2. **Direct File Access**: The individual chunk files can be directly opened, viewed, or processed by any tool that recognizes their file extension.

This enhances interoperability and simplifies workflows that bridge Zarr and traditional file-based tools without requiring data duplication.

---

## Specification

* **Name**: `suffix`
* **Version**: `0.1`
* **Identifier**: (A unique URI to be assigned upon formal adoption)

### Configuration

The configuration for this encoding is a JSON object with two required members.

* `"suffix"`: **(Required)** A string that will be appended to the encoded chunk key.
* `"base_encoding"`: **(Required)** A chunk key encoding configuration object. This specifies the "base" encoding to be used *before* the suffix is appended.

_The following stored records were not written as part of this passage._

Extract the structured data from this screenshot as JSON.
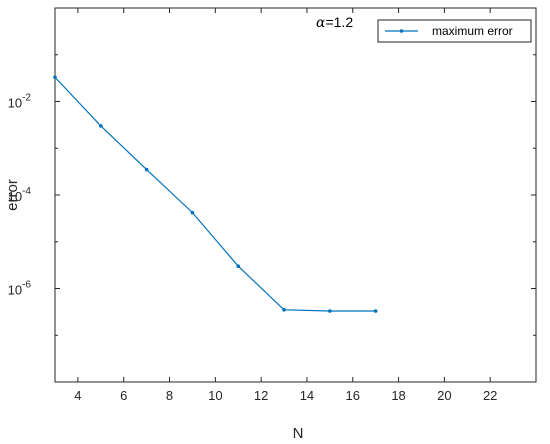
{
  "chart_data": {
    "type": "line",
    "title": "",
    "xlabel": "N",
    "ylabel": "error",
    "xlim": [
      3,
      24
    ],
    "ylim_log10": [
      -8,
      0
    ],
    "y_scale": "log",
    "grid": false,
    "legend_position": "top-right",
    "x_ticks": [
      4,
      6,
      8,
      10,
      12,
      14,
      16,
      18,
      20,
      22
    ],
    "x_tick_labels": [
      "4",
      "6",
      "8",
      "10",
      "12",
      "14",
      "16",
      "18",
      "20",
      "22"
    ],
    "y_tick_exponents": [
      -6,
      -4,
      -2
    ],
    "y_tick_base": "10",
    "annotation": {
      "symbol": "α",
      "text": "=1.2"
    },
    "colors": {
      "series": "#0072BD",
      "axis": "#262626"
    },
    "series": [
      {
        "name": "maximum error",
        "x": [
          3,
          5,
          7,
          9,
          11,
          13,
          15,
          17
        ],
        "y": [
          0.033,
          0.003,
          0.00035,
          4.2e-05,
          3e-06,
          3.5e-07,
          3.3e-07,
          3.3e-07
        ]
      }
    ]
  }
}
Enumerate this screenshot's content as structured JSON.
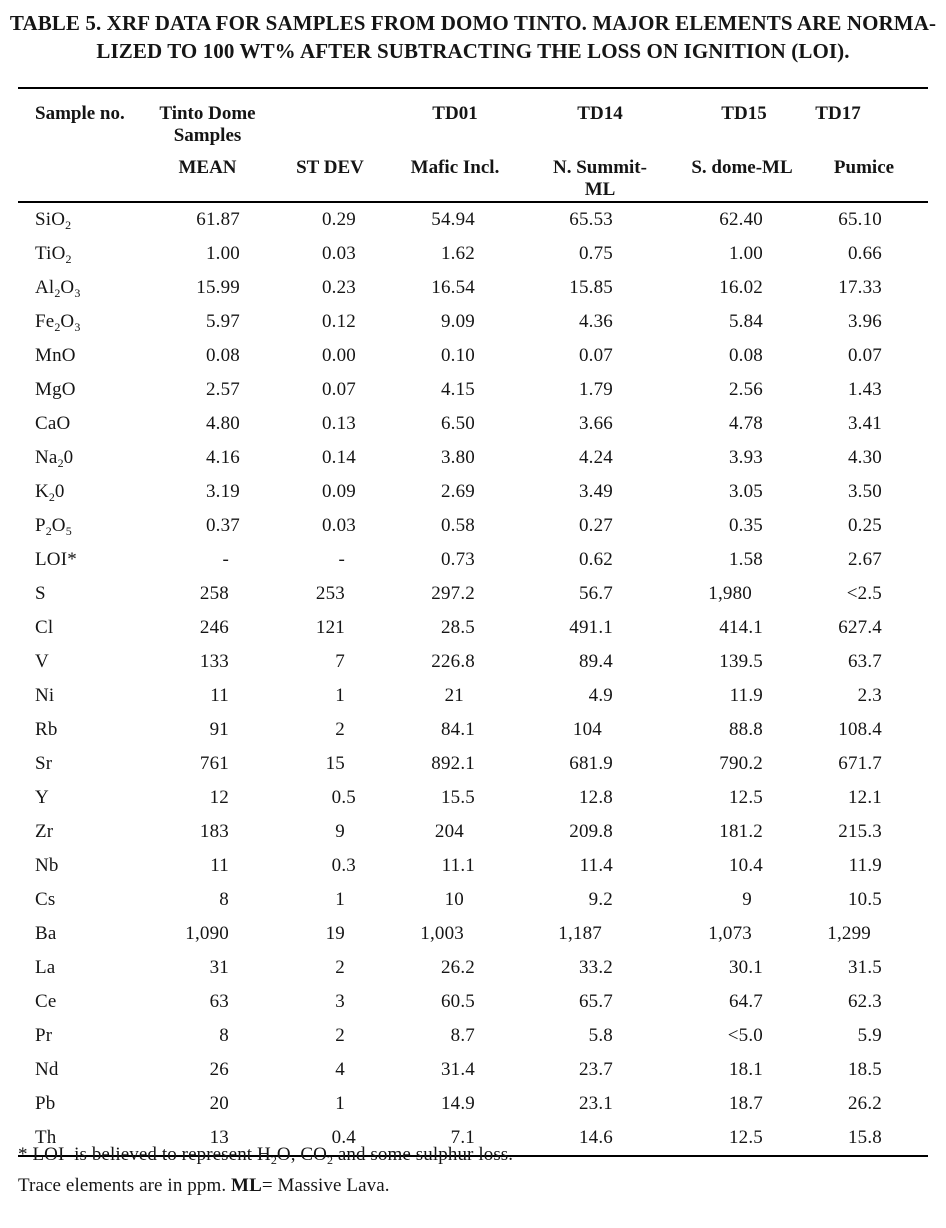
{
  "page": {
    "background": "#ffffff",
    "text_color": "#151515",
    "rule_color": "#000000"
  },
  "title": {
    "line1": "TABLE 5. XRF DATA FOR SAMPLES FROM DOMO TINTO. MAJOR ELEMENTS ARE NORMA-",
    "line2": "LIZED TO 100 WT% AFTER SUBTRACTING THE LOSS ON IGNITION (LOI)."
  },
  "table": {
    "header": {
      "sample_no": "Sample no.",
      "group_line1": "Tinto Dome",
      "group_line2": "Samples",
      "sample_ids": [
        "TD01",
        "TD14",
        "TD15",
        "TD17"
      ],
      "stat_headers": [
        "MEAN",
        "ST DEV"
      ],
      "sample_types": [
        "Mafic Incl.",
        "N. Summit-ML",
        "S. dome-ML",
        "Pumice"
      ]
    },
    "rows": [
      {
        "label": [
          [
            "SiO"
          ],
          [
            "2",
            "sub"
          ]
        ],
        "values": [
          "61.87",
          "0.29",
          "54.94",
          "65.53",
          "62.40",
          "65.10"
        ]
      },
      {
        "label": [
          [
            "TiO"
          ],
          [
            "2",
            "sub"
          ]
        ],
        "values": [
          "1.00",
          "0.03",
          "1.62",
          "0.75",
          "1.00",
          "0.66"
        ]
      },
      {
        "label": [
          [
            "Al"
          ],
          [
            "2",
            "sub"
          ],
          [
            "O"
          ],
          [
            "3",
            "sub"
          ]
        ],
        "values": [
          "15.99",
          "0.23",
          "16.54",
          "15.85",
          "16.02",
          "17.33"
        ]
      },
      {
        "label": [
          [
            "Fe"
          ],
          [
            "2",
            "sub"
          ],
          [
            "O"
          ],
          [
            "3",
            "sub"
          ]
        ],
        "values": [
          "5.97",
          "0.12",
          "9.09",
          "4.36",
          "5.84",
          "3.96"
        ]
      },
      {
        "label": [
          [
            "MnO"
          ]
        ],
        "values": [
          "0.08",
          "0.00",
          "0.10",
          "0.07",
          "0.08",
          "0.07"
        ]
      },
      {
        "label": [
          [
            "MgO"
          ]
        ],
        "values": [
          "2.57",
          "0.07",
          "4.15",
          "1.79",
          "2.56",
          "1.43"
        ]
      },
      {
        "label": [
          [
            "CaO"
          ]
        ],
        "values": [
          "4.80",
          "0.13",
          "6.50",
          "3.66",
          "4.78",
          "3.41"
        ]
      },
      {
        "label": [
          [
            "Na"
          ],
          [
            "2",
            "sub"
          ],
          [
            "0"
          ]
        ],
        "values": [
          "4.16",
          "0.14",
          "3.80",
          "4.24",
          "3.93",
          "4.30"
        ]
      },
      {
        "label": [
          [
            "K"
          ],
          [
            "2",
            "sub"
          ],
          [
            "0"
          ]
        ],
        "values": [
          "3.19",
          "0.09",
          "2.69",
          "3.49",
          "3.05",
          "3.50"
        ]
      },
      {
        "label": [
          [
            "P"
          ],
          [
            "2",
            "sub"
          ],
          [
            "O"
          ],
          [
            "5",
            "sub"
          ]
        ],
        "values": [
          "0.37",
          "0.03",
          "0.58",
          "0.27",
          "0.35",
          "0.25"
        ]
      },
      {
        "label": [
          [
            "LOI*"
          ]
        ],
        "values": [
          "-",
          "-",
          "0.73",
          "0.62",
          "1.58",
          "2.67"
        ]
      },
      {
        "label": [
          [
            "S"
          ]
        ],
        "values": [
          "258",
          "253",
          "297.2",
          "56.7",
          "1,980",
          "<2.5"
        ]
      },
      {
        "label": [
          [
            "Cl"
          ]
        ],
        "values": [
          "246",
          "121",
          "28.5",
          "491.1",
          "414.1",
          "627.4"
        ]
      },
      {
        "label": [
          [
            "V"
          ]
        ],
        "values": [
          "133",
          "7",
          "226.8",
          "89.4",
          "139.5",
          "63.7"
        ]
      },
      {
        "label": [
          [
            "Ni"
          ]
        ],
        "values": [
          "11",
          "1",
          "21",
          "4.9",
          "11.9",
          "2.3"
        ]
      },
      {
        "label": [
          [
            "Rb"
          ]
        ],
        "values": [
          "91",
          "2",
          "84.1",
          "104",
          "88.8",
          "108.4"
        ]
      },
      {
        "label": [
          [
            "Sr"
          ]
        ],
        "values": [
          "761",
          "15",
          "892.1",
          "681.9",
          "790.2",
          "671.7"
        ]
      },
      {
        "label": [
          [
            "Y"
          ]
        ],
        "values": [
          "12",
          "0.5",
          "15.5",
          "12.8",
          "12.5",
          "12.1"
        ]
      },
      {
        "label": [
          [
            "Zr"
          ]
        ],
        "values": [
          "183",
          "9",
          "204",
          "209.8",
          "181.2",
          "215.3"
        ]
      },
      {
        "label": [
          [
            "Nb"
          ]
        ],
        "values": [
          "11",
          "0.3",
          "11.1",
          "11.4",
          "10.4",
          "11.9"
        ]
      },
      {
        "label": [
          [
            "Cs"
          ]
        ],
        "values": [
          "8",
          "1",
          "10",
          "9.2",
          "9",
          "10.5"
        ]
      },
      {
        "label": [
          [
            "Ba"
          ]
        ],
        "values": [
          "1,090",
          "19",
          "1,003",
          "1,187",
          "1,073",
          "1,299"
        ]
      },
      {
        "label": [
          [
            "La"
          ]
        ],
        "values": [
          "31",
          "2",
          "26.2",
          "33.2",
          "30.1",
          "31.5"
        ]
      },
      {
        "label": [
          [
            "Ce"
          ]
        ],
        "values": [
          "63",
          "3",
          "60.5",
          "65.7",
          "64.7",
          "62.3"
        ]
      },
      {
        "label": [
          [
            "Pr"
          ]
        ],
        "values": [
          "8",
          "2",
          "8.7",
          "5.8",
          "<5.0",
          "5.9"
        ]
      },
      {
        "label": [
          [
            "Nd"
          ]
        ],
        "values": [
          "26",
          "4",
          "31.4",
          "23.7",
          "18.1",
          "18.5"
        ]
      },
      {
        "label": [
          [
            "Pb"
          ]
        ],
        "values": [
          "20",
          "1",
          "14.9",
          "23.1",
          "18.7",
          "26.2"
        ]
      },
      {
        "label": [
          [
            "Th"
          ]
        ],
        "values": [
          "13",
          "0.4",
          "7.1",
          "14.6",
          "12.5",
          "15.8"
        ]
      }
    ]
  },
  "footnotes": [
    [
      [
        "* LOI  is believed to represent H"
      ],
      [
        "2",
        "sub"
      ],
      [
        "O, CO"
      ],
      [
        "2",
        "sub"
      ],
      [
        " and some sulphur loss."
      ]
    ],
    [
      [
        "Trace elements are in ppm. "
      ],
      [
        "ML",
        "b"
      ],
      [
        "= Massive Lava."
      ]
    ]
  ]
}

#### Example 1: Simple Suffix

This configuration appends `.tiff` to the key generated by the `default` chunk key encoding.

```json
{
"name": "suffix",
"configuration": {
"suffix": ".tiff",
"base_encoding": {
"name": "default"
}
}
}
```

#### Example 2: Suffix with a Custom Base Encoding

This configuration first encodes the chunk key using the `v2` naming scheme and then appends `.shard.zip`.

```json
{
"name": "suffix",
"configuration": {
"suffix": ".shard.zip",
"base_encoding": {
"name": "v2"
}
}
}
```

---

## Encoding and Decoding Logic

The implementation logic is a simple wrapper around an existing chunk key encoding.

### Encoding

1. Take the chunk coordinate tuple as input (e.g., `(1, 2)`).
2. Encode the coordinates using the specified **`base_encoding`**. This might transform `(1, 2)` into `"c/1/2"` if the `base_encoding` is set to `default`
3. Append the `suffix` from the configuration to the result of the base encoding.

The final key is `base_encoded_key + suffix` (e.g., `"c/1/2.tiff"`).

### Decoding

1. Take the full chunk key string as input (e.g., `"c/1/2.tiff"`).
2. Verify that the key ends with the configured `suffix`. If not, it is an invalid key for this encoding.
3. Remove the `suffix` from the end of the key string to get the base key (e.g., `"c/1/2"`).
4. Decode the remaining base key using the specified **`base_encoding`** to retrieve the original chunk coordinate tuple `(1, 2)`.